You cannot really properly explain Git using that “diff” and “patch” semantic. The reason for that is that Git does not track changes; it tracks content. When you have a commit A
with a parent commit B
, then for Git, A
is not the the difference between B
and A
, i.e. the changes necessary to get from B
to A
, but the actual content of A
. You could take the commit on its own, and you have everything to reconstruct the repository at that point.
For that reason, I’ll not follow your “commit arithmetic” but try to explain every case in words instead.
C5 is a merge commit with the two parents C3 and C4 which both have C2 as the parent.

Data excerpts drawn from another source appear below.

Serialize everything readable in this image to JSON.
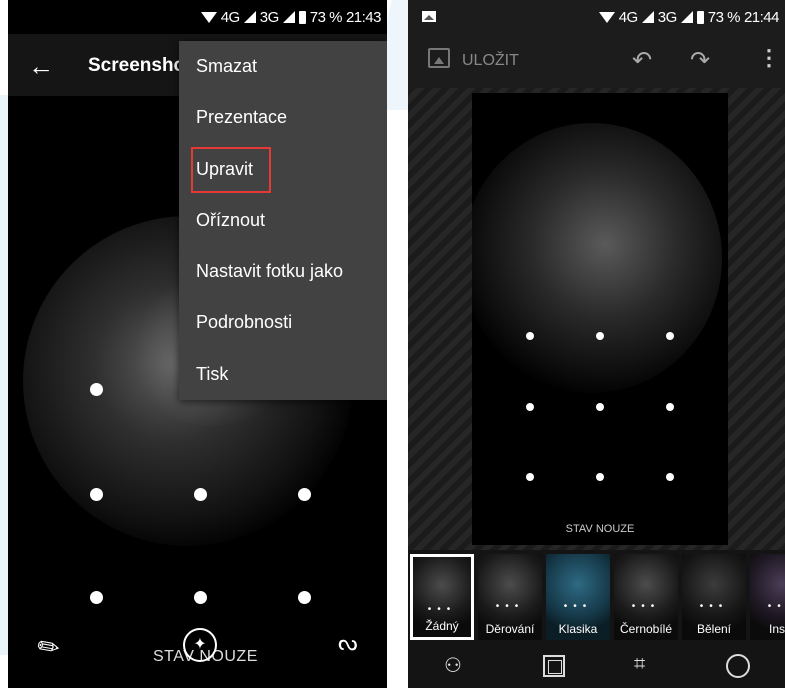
{
  "left": {
    "status": {
      "network": "4G",
      "network2": "3G",
      "battery": "73 %",
      "time": "21:43"
    },
    "toolbar": {
      "title": "Screensho"
    },
    "menu": [
      "Smazat",
      "Prezentace",
      "Upravit",
      "Oříznout",
      "Nastavit fotku jako",
      "Podrobnosti",
      "Tisk"
    ],
    "highlighted_item": "Upravit",
    "emergency": "STAV NOUZE"
  },
  "right": {
    "status": {
      "network": "4G",
      "network2": "3G",
      "battery": "73 %",
      "time": "21:44"
    },
    "toolbar": {
      "save_label": "ULOŽIT"
    },
    "emergency": "STAV NOUZE",
    "filters": [
      "Žádný",
      "Děrování",
      "Klasika",
      "Černobílé",
      "Bělení",
      "Insta"
    ],
    "selected_filter": "Žádný"
  }
}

So assuming that there are no conflicts, and Git is able to resolve the whole merge on its own, then C5 will contain the content expressed by the following two equivalent expressions:
- C3 with the patch applied that would get you from C2 to C4.

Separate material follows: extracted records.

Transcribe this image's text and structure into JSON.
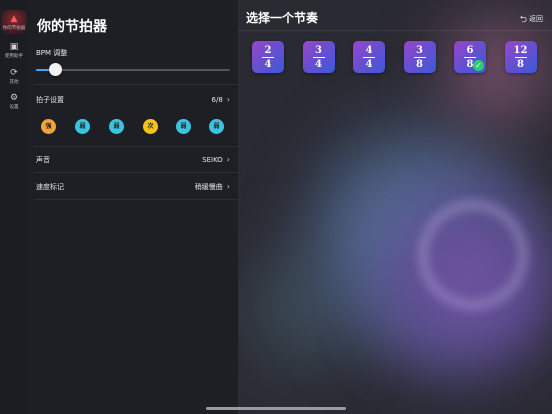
{
  "rail": {
    "items": [
      {
        "label": "你的节拍器",
        "icon": "metronome-icon",
        "active": true
      },
      {
        "label": "使用助手",
        "icon": "assistant-icon",
        "active": false
      },
      {
        "label": "其他",
        "icon": "other-icon",
        "active": false
      },
      {
        "label": "设置",
        "icon": "gear-icon",
        "active": false
      }
    ]
  },
  "panel": {
    "title": "你的节拍器",
    "bpm": {
      "label": "BPM 调整",
      "level": 0.1
    },
    "beat_settings": {
      "label": "拍子设置",
      "value": "6/8"
    },
    "beats": [
      {
        "label": "强",
        "color": "#f2a33a"
      },
      {
        "label": "弱",
        "color": "#3cc3df"
      },
      {
        "label": "弱",
        "color": "#3cc3df"
      },
      {
        "label": "次",
        "color": "#f2c31a"
      },
      {
        "label": "弱",
        "color": "#3cc3df"
      },
      {
        "label": "弱",
        "color": "#3cc3df"
      }
    ],
    "sound": {
      "label": "声音",
      "value": "SEIKO"
    },
    "tempo": {
      "label": "速度标记",
      "value": "稍缓慢曲"
    }
  },
  "header": {
    "title": "选择一个节奏",
    "back_label": "返回"
  },
  "rhythms": [
    {
      "numerator": "2",
      "denominator": "4",
      "selected": false
    },
    {
      "numerator": "3",
      "denominator": "4",
      "selected": false
    },
    {
      "numerator": "4",
      "denominator": "4",
      "selected": false
    },
    {
      "numerator": "3",
      "denominator": "8",
      "selected": false
    },
    {
      "numerator": "6",
      "denominator": "8",
      "selected": true
    },
    {
      "numerator": "12",
      "denominator": "8",
      "selected": false
    }
  ]
}
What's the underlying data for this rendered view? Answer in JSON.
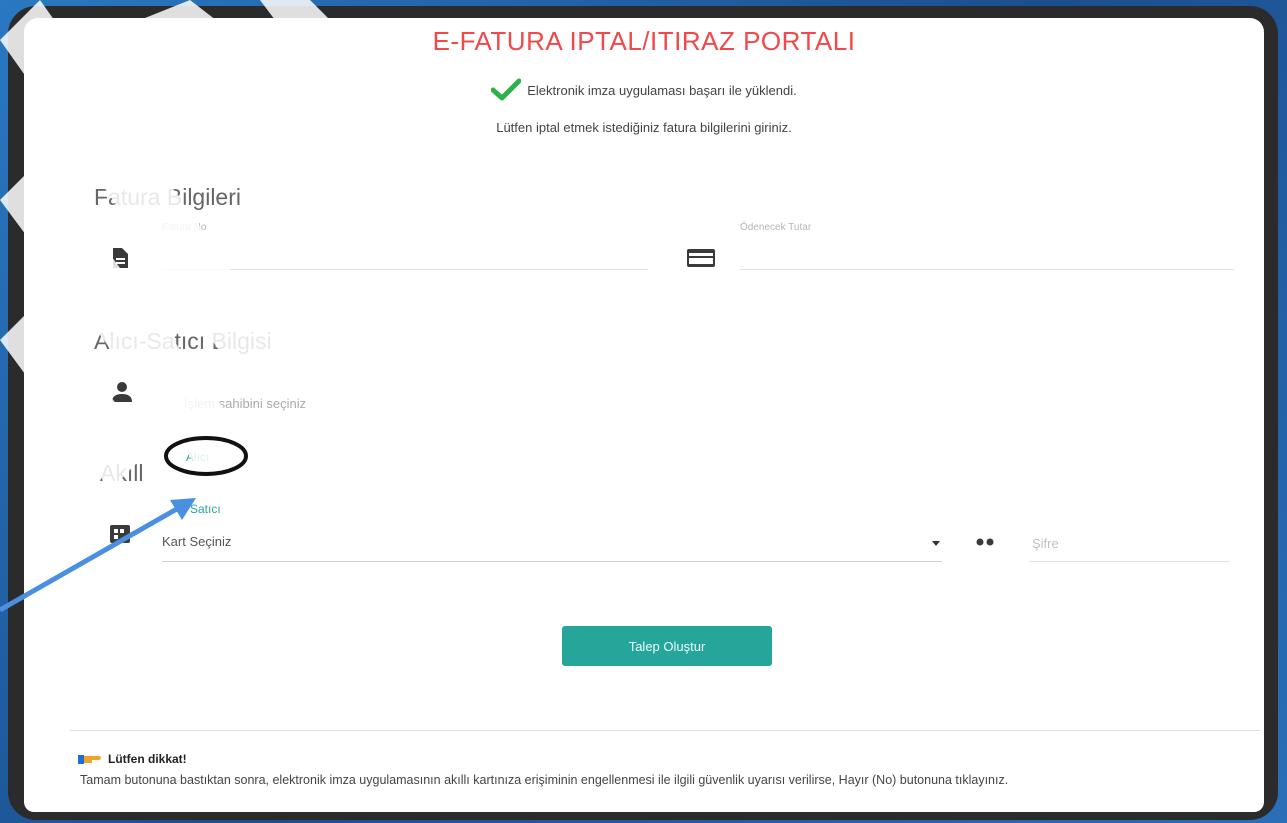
{
  "portal": {
    "title": "E-FATURA IPTAL/ITIRAZ PORTALI",
    "success_message": "Elektronik imza uygulaması başarı ile yüklendi.",
    "instruction": "Lütfen iptal etmek istediğiniz fatura bilgilerini giriniz."
  },
  "invoice_section": {
    "title": "Fatura Bilgileri",
    "fields": [
      {
        "label": "Fatura No",
        "value": "",
        "icon": "document-icon"
      },
      {
        "label": "Ödenecek Tutar",
        "value": "",
        "icon": "credit-card-icon"
      }
    ]
  },
  "party_section": {
    "title": "Alıcı-Satıcı Bilgisi",
    "placeholder": "İşlem sahibini seçiniz",
    "icon": "person-icon",
    "options": [
      "Alıcı",
      "Satıcı"
    ]
  },
  "smartcard_section": {
    "title": "Akıll",
    "select_value": "Kart Seçiniz",
    "pin_placeholder": "Şifre",
    "icon": "smartcard-icon"
  },
  "actions": {
    "submit_label": "Talep Oluştur"
  },
  "notice": {
    "heading": "Lütfen dikkat!",
    "body": "Tamam butonuna bastıktan sonra, elektronik imza uygulamasının akıllı kartınıza erişiminin engellenmesi ile ilgili güvenlik uyarısı verilirse, Hayır (No) butonuna tıklayınız."
  },
  "colors": {
    "title": "#f2484a",
    "accent": "#26a69a",
    "watermark": "#ffffff",
    "annotation_arrow": "#4a8fe0"
  }
}
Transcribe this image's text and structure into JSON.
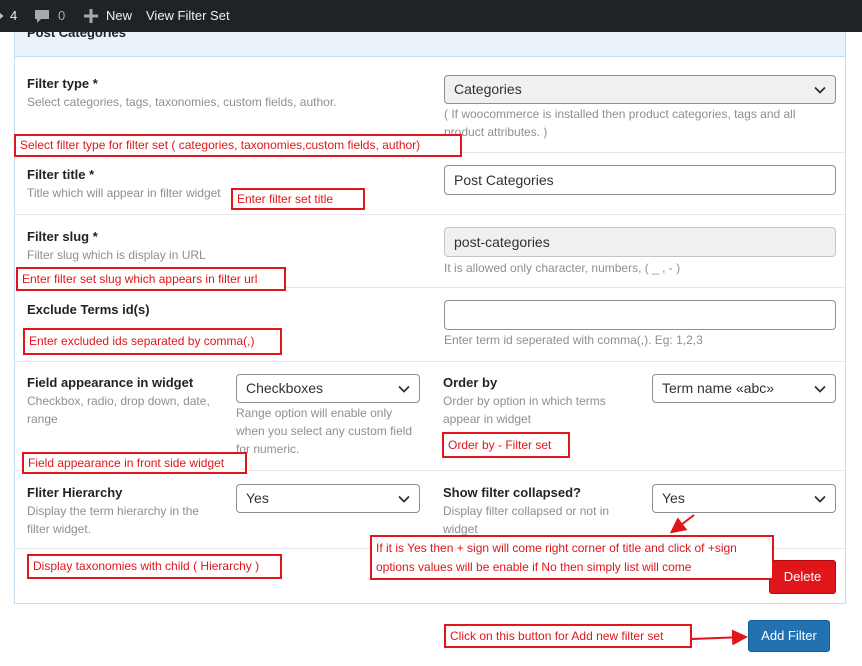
{
  "adminbar": {
    "update_count": "4",
    "comment_count": "0",
    "new_label": "New",
    "view_label": "View Filter Set"
  },
  "panel": {
    "title": "Post Categories"
  },
  "filter_type": {
    "label": "Filter type *",
    "desc": "Select categories, tags, taxonomies, custom fields, author.",
    "value": "Categories",
    "help_line1": "( If woocommerce is installed then product categories, tags and all",
    "help_line2": "product attributes. )"
  },
  "filter_title": {
    "label": "Filter title *",
    "desc": "Title which will appear in filter widget",
    "value": "Post Categories"
  },
  "filter_slug": {
    "label": "Filter slug *",
    "desc": "Filter slug which is display in URL",
    "value": "post-categories",
    "help": "It is allowed only character, numbers, ( _ , - )"
  },
  "exclude_terms": {
    "label": "Exclude Terms id(s)",
    "value": "",
    "help": "Enter term id seperated with comma(,). Eg: 1,2,3"
  },
  "field_appearance": {
    "label": "Field appearance in widget",
    "desc_line1": "Checkbox, radio, drop down, date,",
    "desc_line2": "range",
    "value": "Checkboxes",
    "help_line1": "Range option will enable only",
    "help_line2": "when you select any custom field",
    "help_line3": "for numeric."
  },
  "order_by": {
    "label": "Order by",
    "desc_line1": "Order by option in which terms",
    "desc_line2": "appear in widget",
    "value": "Term name «abc»"
  },
  "filter_hierarchy": {
    "label": "Fliter Hierarchy",
    "desc_line1": "Display the term hierarchy in the",
    "desc_line2": "filter widget.",
    "value": "Yes"
  },
  "show_collapsed": {
    "label": "Show filter collapsed?",
    "desc_line1": "Display filter collapsed or not in",
    "desc_line2": "widget",
    "value": "Yes"
  },
  "buttons": {
    "delete_label": "Delete",
    "add_filter_label": "Add Filter"
  },
  "annotations": {
    "filter_type": "Select filter type for filter set ( categories, taxonomies,custom fields, author)",
    "filter_title": "Enter filter set title",
    "filter_slug": "Enter filter set slug which appears in filter url",
    "exclude": "Enter excluded ids separated by comma(,)",
    "order_by": "Order by  - Filter set",
    "appearance": "Field appearance in front side widget",
    "hierarchy": "Display taxonomies with child ( Hierarchy )",
    "collapsed_line1": "If it is Yes then + sign will come right corner of title and click of +sign",
    "collapsed_line2": "options values will be enable if No then simply list will come",
    "add_filter": "Click on this button for Add new filter set"
  },
  "colors": {
    "annotation": "#e0161a",
    "delete_button": "#e0161a",
    "add_button": "#2271b1",
    "admin_bar": "#1d2327"
  }
}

- C4 with the patch applied that would get you from C2 to C3.
So in a way, you could formulate it with your formula.
A rebase will essentially put you in exactly the same situation. The only difference is that it actually rewrites the commits it rebases, reapplying their changes (the patch) to another commit. So the result C4
will have the same content as C5
from (1).
With your “arithmetic”, I would generally say that (C3-C2) + C2 = C3
. So both formulas are equivalent here too.
As mentioned above, a rebase is just reapplying a commit patch onto another parent. Git is writing new commits that contain the same change as the original one, but those new commits are applied onto a different parent.
So if you wanted to get formulas for that, it would probably look like this:
W' = E + (W - B) (the patch from B to W, applied on E)
X' = W' + (X - W) (the patch from W to X, applied on W')
Y' = X' + (Y - X) (the patch from X to Y, applied on X')
Z' = Y' + (Z - Y) (the patch from Y to Z, applied on Y')
So the base of W
changes to be E
instead of B
, and all follow-up commits are just updated to follow on that new commit W'
instead.
But again, the result Z'
has the same content as a merge commit that merged E
and Z
would have.
That all leaves us with a question: What’s the difference between a merge and a rebase if both result in the same content? Since you don’t lose a commit in both ways (rebase will create new commit objects, but those will retain all the original information), basically it’s all about changing how the history looks like:
Merging creates a merge commit that allows to clearly see where the history diverged (where a branch was created) and where it was united again. That’s nice since you can follow the exact development. But it also can become messy, especially if end up merging multiple times of if you have multiple concurrent branch lines.
Rebasing on the other hand makes the history flat. It “fakes” it so that everything is a linear development, that everything came properly after another. Since you are always rebasing a complete branch, you keep related commits together, so you can still see what belongs to each other, but you lose any branching information. Also, you are creating new commit objects which will break everyone’s repository who already knows about those commits objects (which is why you should never rebase commits that have been published).
There are benefits and disadvantages to both ways. It depends a lot on the repository workflow and personal preference.